# 2.6.1.3 Interpreting results of discrete sampling

Action levels are usually derived from risk assessment models that are based on average exposures over time. Use of mean soil concentrations to estimate exposure within a given area of contamination assumes that (a) the estimated mean soil concentration represents the true mean concentration in the exposure area, (b) the receptor is equally likely to be exposed to the soil at any location in the exposure area, and (c) soil concentrations will not change significantly over time. Based on these assumptions, risk assessments and risk management decisions often focus on estimates of the mean soil concentration in each exposure area.

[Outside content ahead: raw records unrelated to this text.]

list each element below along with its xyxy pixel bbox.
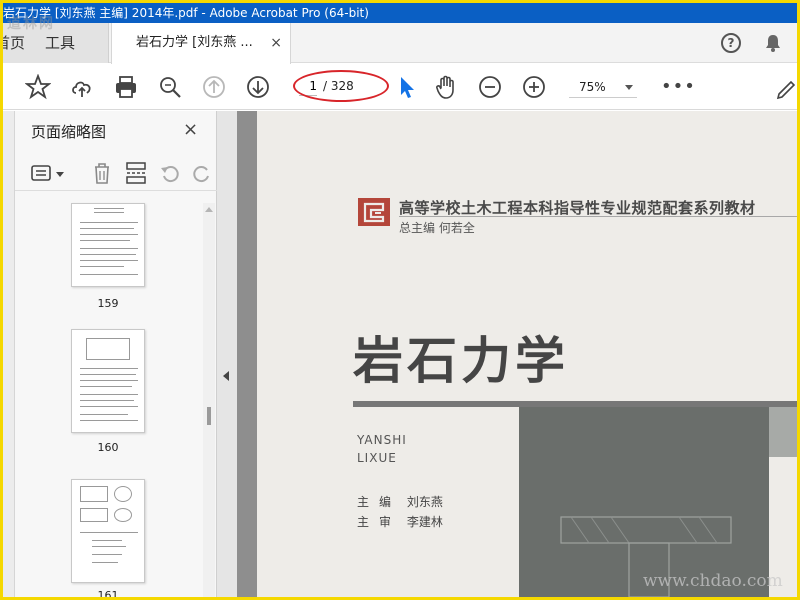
thumbnail-label: 161 xyxy=(97,589,119,597)
pdf-page: 高等学校土木工程本科指导性专业规范配套系列教材 总主编 何若全 岩石力学 YAN xyxy=(257,111,797,597)
bell-icon[interactable] xyxy=(762,32,784,54)
page-down-icon[interactable] xyxy=(245,74,271,100)
page-up-icon[interactable] xyxy=(201,74,227,100)
author-name: 李建林 xyxy=(406,515,443,529)
scrollbar-thumb[interactable] xyxy=(207,407,211,425)
thumbnail-scrollbar[interactable] xyxy=(203,203,215,597)
tab-document-label: 岩石力学 [刘东燕 ... xyxy=(136,35,253,50)
trash-icon[interactable] xyxy=(91,161,113,185)
watermark-bottom-right: www.chdao.com xyxy=(643,571,783,591)
thumbnail-label: 160 xyxy=(97,441,119,454)
series-editor: 总主编 何若全 xyxy=(399,221,475,235)
cover-graphic xyxy=(519,407,769,597)
panel-toolbar xyxy=(15,155,217,191)
window-title: 岩石力学 [刘东燕 主编] 2014年.pdf - Adobe Acrobat … xyxy=(3,6,369,20)
close-icon[interactable]: × xyxy=(183,119,198,140)
scroll-up-icon[interactable] xyxy=(205,207,213,212)
question-icon[interactable]: ? xyxy=(721,33,741,53)
thumbnail-page[interactable] xyxy=(71,479,145,583)
pinyin-line-1: YANSHI xyxy=(357,433,407,447)
more-icon[interactable]: ••• xyxy=(661,76,696,97)
cover-graphic-accent xyxy=(769,407,797,457)
author-name: 刘东燕 xyxy=(406,495,443,509)
select-cursor-icon[interactable] xyxy=(393,74,419,100)
insert-page-icon[interactable] xyxy=(125,161,147,185)
star-icon[interactable] xyxy=(24,73,52,100)
acrobat-window: 岩石力学 [刘东燕 主编] 2014年.pdf - Adobe Acrobat … xyxy=(3,3,797,597)
thumbnail-page[interactable] xyxy=(71,203,145,287)
zoom-value: 75% xyxy=(579,80,606,94)
print-icon[interactable] xyxy=(113,74,139,100)
author-role: 主编 xyxy=(357,495,402,509)
author-role: 主审 xyxy=(357,515,402,529)
undo-icon[interactable] xyxy=(159,162,181,184)
zoom-select[interactable]: 75% xyxy=(569,76,637,98)
series-title: 高等学校土木工程本科指导性专业规范配套系列教材 xyxy=(399,199,756,217)
thumbnail-options-icon[interactable] xyxy=(31,163,69,185)
main-toolbar: / 328 75% ••• xyxy=(3,64,797,110)
highlight-ellipse xyxy=(293,70,389,102)
pen-icon[interactable] xyxy=(773,74,797,100)
panel-splitter[interactable] xyxy=(217,111,237,597)
zoom-search-icon[interactable] xyxy=(157,74,183,100)
thumbnail-label: 159 xyxy=(97,297,119,310)
publisher-logo-icon xyxy=(357,197,391,227)
tab-document[interactable]: 岩石力学 [刘东燕 ... × xyxy=(111,23,291,64)
window-title-bar: 岩石力学 [刘东燕 主编] 2014年.pdf - Adobe Acrobat … xyxy=(3,3,797,23)
watermark-top-left: 道林网 xyxy=(7,16,55,32)
zoom-out-icon[interactable] xyxy=(477,74,503,100)
redo-icon[interactable] xyxy=(191,162,211,184)
reviewer-row: 主审 李建林 xyxy=(357,513,443,530)
thumbnail-page[interactable] xyxy=(71,329,145,433)
pinyin-line-2: LIXUE xyxy=(357,451,397,465)
tab-bar: 首页 工具 岩石力学 [刘东燕 ... × ? xyxy=(3,23,797,64)
thumbnail-list: 159 160 161 xyxy=(15,197,203,597)
zoom-in-icon[interactable] xyxy=(521,74,547,100)
tab-close-icon[interactable]: × xyxy=(270,23,282,63)
page-thumbnails-panel: 页面缩略图 × 159 160 161 xyxy=(15,111,217,597)
chevron-down-icon xyxy=(625,85,633,90)
document-view[interactable]: 高等学校土木工程本科指导性专业规范配套系列教材 总主编 何若全 岩石力学 YAN xyxy=(237,111,797,597)
author-row: 主编 刘东燕 xyxy=(357,493,443,510)
series-rule xyxy=(399,216,797,217)
collapse-panel-icon[interactable] xyxy=(223,371,229,381)
left-tool-rail xyxy=(3,111,15,597)
cloud-upload-icon[interactable] xyxy=(69,74,95,100)
panel-title: 页面缩略图 xyxy=(31,123,107,141)
book-title: 岩石力学 xyxy=(353,331,569,390)
hand-tool-icon[interactable] xyxy=(433,74,459,100)
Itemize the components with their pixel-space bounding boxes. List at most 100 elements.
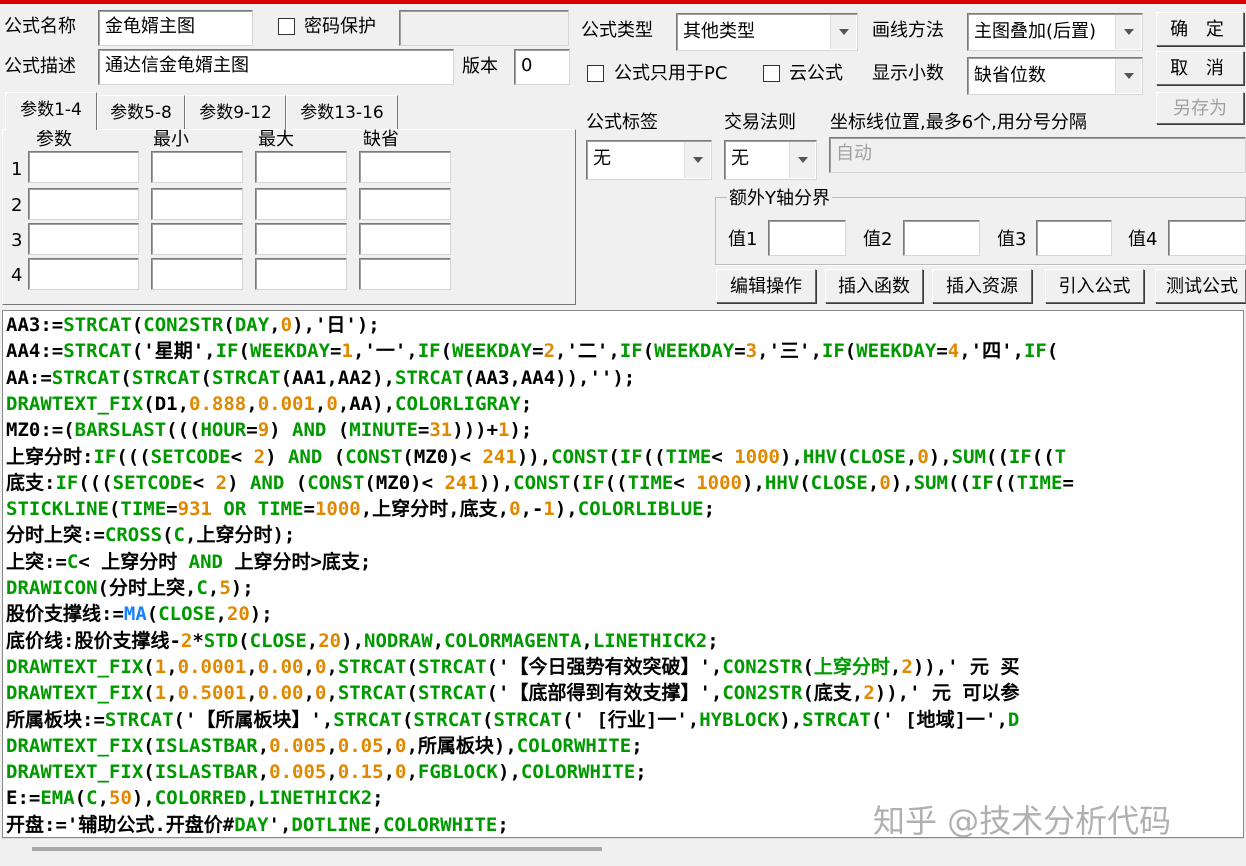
code-token: 0 xyxy=(917,445,929,468)
param-min-input[interactable] xyxy=(151,188,243,220)
code-token: (AA3,AA4)),''); xyxy=(463,366,636,389)
tab-params-1-4[interactable]: 参数1-4 xyxy=(5,92,97,130)
chevron-down-icon[interactable] xyxy=(1115,15,1141,49)
test-formula-button[interactable]: 测试公式 xyxy=(1155,269,1246,303)
password-input[interactable] xyxy=(399,10,569,46)
tab-params-13-16[interactable]: 参数13-16 xyxy=(286,95,398,129)
formula-name-input[interactable]: 金龟婿主图 xyxy=(98,10,253,46)
code-token: 241 xyxy=(482,445,517,468)
formula-tag-label: 公式标签 xyxy=(586,112,658,133)
param-name-input[interactable] xyxy=(28,151,139,183)
code-token: CLOSE xyxy=(249,629,307,652)
title-accent-line xyxy=(0,0,1246,4)
param-max-input[interactable] xyxy=(255,188,347,220)
formula-tag-select[interactable]: 无 xyxy=(586,140,712,180)
formula-desc-input[interactable]: 通达信金龟婿主图 xyxy=(98,49,454,85)
code-token: = xyxy=(303,498,315,521)
chevron-down-icon[interactable] xyxy=(684,142,710,178)
param-min-input[interactable] xyxy=(151,151,243,183)
code-token: ),'日'); xyxy=(292,314,380,336)
trade-rule-select[interactable]: 无 xyxy=(724,140,817,180)
code-token: ( xyxy=(143,655,155,678)
param-min-input[interactable] xyxy=(151,223,243,255)
code-token: , xyxy=(326,682,338,705)
code-token: ( xyxy=(146,603,159,626)
code-token: ((( xyxy=(116,445,151,468)
code-token: 0.5001 xyxy=(177,682,247,705)
code-line: DRAWTEXT_FIX(1,0.5001,0.00,0,STRCAT(STRC… xyxy=(6,680,1019,706)
decimals-value: 缺省位数 xyxy=(974,65,1046,86)
code-line: 上突:=C< 上穿分时 AND 上穿分时>底支; xyxy=(6,549,371,575)
code-token: COLORRED xyxy=(154,787,247,810)
code-token: ; xyxy=(497,813,509,836)
code-token: , xyxy=(303,655,315,678)
yaxis-val3-input[interactable] xyxy=(1036,220,1112,256)
pc-only-label: 公式只用于PC xyxy=(614,63,728,84)
param-name-input[interactable] xyxy=(28,258,139,290)
code-token: 0.001 xyxy=(257,392,315,415)
yaxis-val2-input[interactable] xyxy=(903,220,980,256)
ok-button[interactable]: 确 定 xyxy=(1156,12,1244,46)
code-editor[interactable]: AA3:=STRCAT(CON2STR(DAY,0),'日'); AA4:= STR… xyxy=(2,310,1244,838)
formula-type-select[interactable]: 其他类型 xyxy=(676,13,858,51)
code-token: 20 xyxy=(226,603,250,626)
tab-params-9-12[interactable]: 参数9-12 xyxy=(185,95,286,129)
code-token: , xyxy=(215,603,227,626)
chevron-down-icon[interactable] xyxy=(789,142,815,178)
code-token: )), xyxy=(516,445,552,468)
tab-params-5-8[interactable]: 参数5-8 xyxy=(97,95,185,129)
code-token: ; xyxy=(520,392,533,415)
version-input[interactable]: 0 xyxy=(514,49,570,85)
code-token: DRAWTEXT_FIX xyxy=(6,761,144,784)
code-token: ), xyxy=(779,708,803,731)
code-token: 2 xyxy=(215,471,228,494)
param-row-number: 3 xyxy=(11,230,23,251)
param-default-input[interactable] xyxy=(359,151,451,183)
param-default-input[interactable] xyxy=(359,188,451,220)
yaxis-val2-label: 值2 xyxy=(863,229,893,250)
code-token: T xyxy=(1054,445,1067,468)
param-max-input[interactable] xyxy=(255,223,347,255)
code-token: HOUR xyxy=(200,419,247,442)
code-token: 241 xyxy=(444,471,479,494)
decimals-select[interactable]: 缺省位数 xyxy=(967,57,1143,95)
param-max-input[interactable] xyxy=(255,151,347,183)
param-default-input[interactable] xyxy=(359,258,451,290)
param-name-input[interactable] xyxy=(28,223,139,255)
code-token: CON2STR xyxy=(143,314,224,336)
yaxis-val1-input[interactable] xyxy=(768,220,846,256)
cloud-checkbox[interactable] xyxy=(763,65,780,82)
save-as-button[interactable]: 另存为 xyxy=(1156,92,1244,124)
code-token: )), xyxy=(478,471,514,494)
coord-line-input[interactable]: 自动 xyxy=(829,137,1246,173)
param-default-input[interactable] xyxy=(359,223,451,255)
code-token: , xyxy=(257,761,270,784)
code-token: COLORLIBLUE xyxy=(577,498,704,521)
code-token: (分时上突, xyxy=(97,577,197,599)
code-token: 0 xyxy=(509,498,521,521)
code-line: 股价支撑线:=MA(CLOSE,20); xyxy=(6,601,273,627)
param-min-input[interactable] xyxy=(151,258,243,290)
code-token: ); xyxy=(249,603,273,626)
code-token: SETCODE xyxy=(150,445,231,468)
code-token: STRCAT xyxy=(802,708,871,731)
chevron-down-icon[interactable] xyxy=(830,15,856,49)
param-name-input[interactable] xyxy=(28,188,139,220)
insert-resource-button[interactable]: 插入资源 xyxy=(932,269,1032,303)
password-checkbox[interactable] xyxy=(278,18,295,35)
cancel-button[interactable]: 取 消 xyxy=(1156,51,1244,85)
draw-method-select[interactable]: 主图叠加(后置) xyxy=(967,13,1143,51)
edit-ops-button[interactable]: 编辑操作 xyxy=(716,269,816,303)
param-max-input[interactable] xyxy=(255,258,347,290)
code-token: WEEKDAY xyxy=(654,340,735,363)
pc-only-checkbox[interactable] xyxy=(587,65,604,82)
chevron-down-icon[interactable] xyxy=(1115,59,1141,93)
insert-function-button[interactable]: 插入函数 xyxy=(825,269,923,303)
code-token: AA4:= xyxy=(6,340,64,363)
code-line: AA3:=STRCAT(CON2STR(DAY,0),'日'); xyxy=(6,312,380,338)
scrollbar-thumb[interactable] xyxy=(32,847,602,851)
code-token: , xyxy=(383,761,396,784)
yaxis-val4-input[interactable] xyxy=(1168,220,1246,256)
import-formula-button[interactable]: 引入公式 xyxy=(1045,269,1144,303)
code-token: 上突:= xyxy=(6,550,67,573)
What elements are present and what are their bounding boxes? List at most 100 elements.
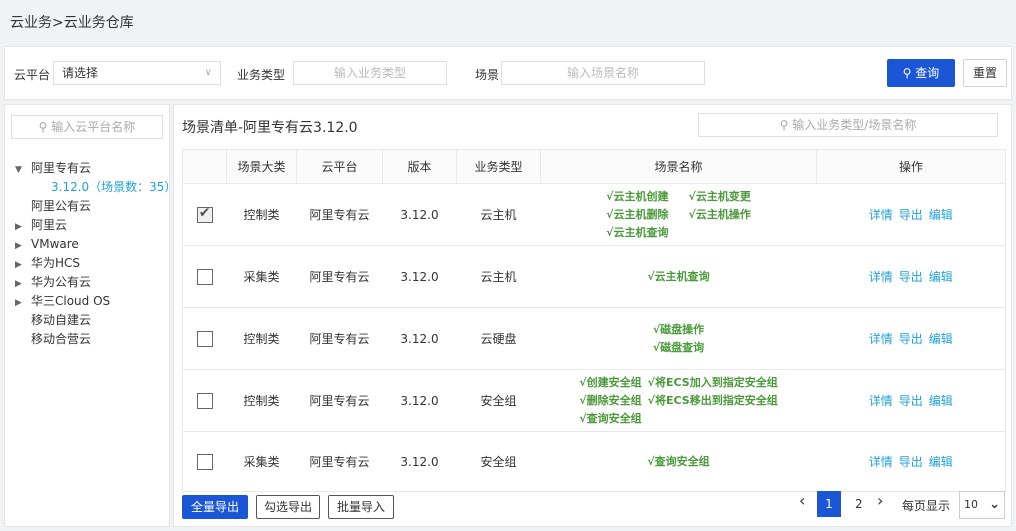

Concentration data obtained from discrete soil samples typically fit frequency distributions that are skewed to the right (i.e., lognormal, gamma, and some nonparametric distributions). Figure 2-15 provides a graphical display of a normal Distribution (A) and a right-skewed distribution. Notice that the "long tail" extending to the right in Distribution (B) reflects the higher concentration results that occur at lower frequencies.

Discrete sample data tend to be clustered around the most frequently observed concentration, which is called the "mode." Because Distribution B in Figure 2-15 is skewed to the right, the mode is less than the mean concentration of the distribution. The tail of such distributions can easily contain concentrations one to two orders of magnitude greater than the value at the mode. In contrast, ISM samples can be expected to fit a distribution closer in shape to Distribution A in Figure 2-15, with less tailing and a mode closer to the mean. This fact can have important implications for making decisions based on discrete sampling data.

Discussion of an idealized spill area scenario is provided in Hyperlink 15 to illustrate the important implications of making decisions based on discrete sampling data for volumes of soil with various levels of contamination.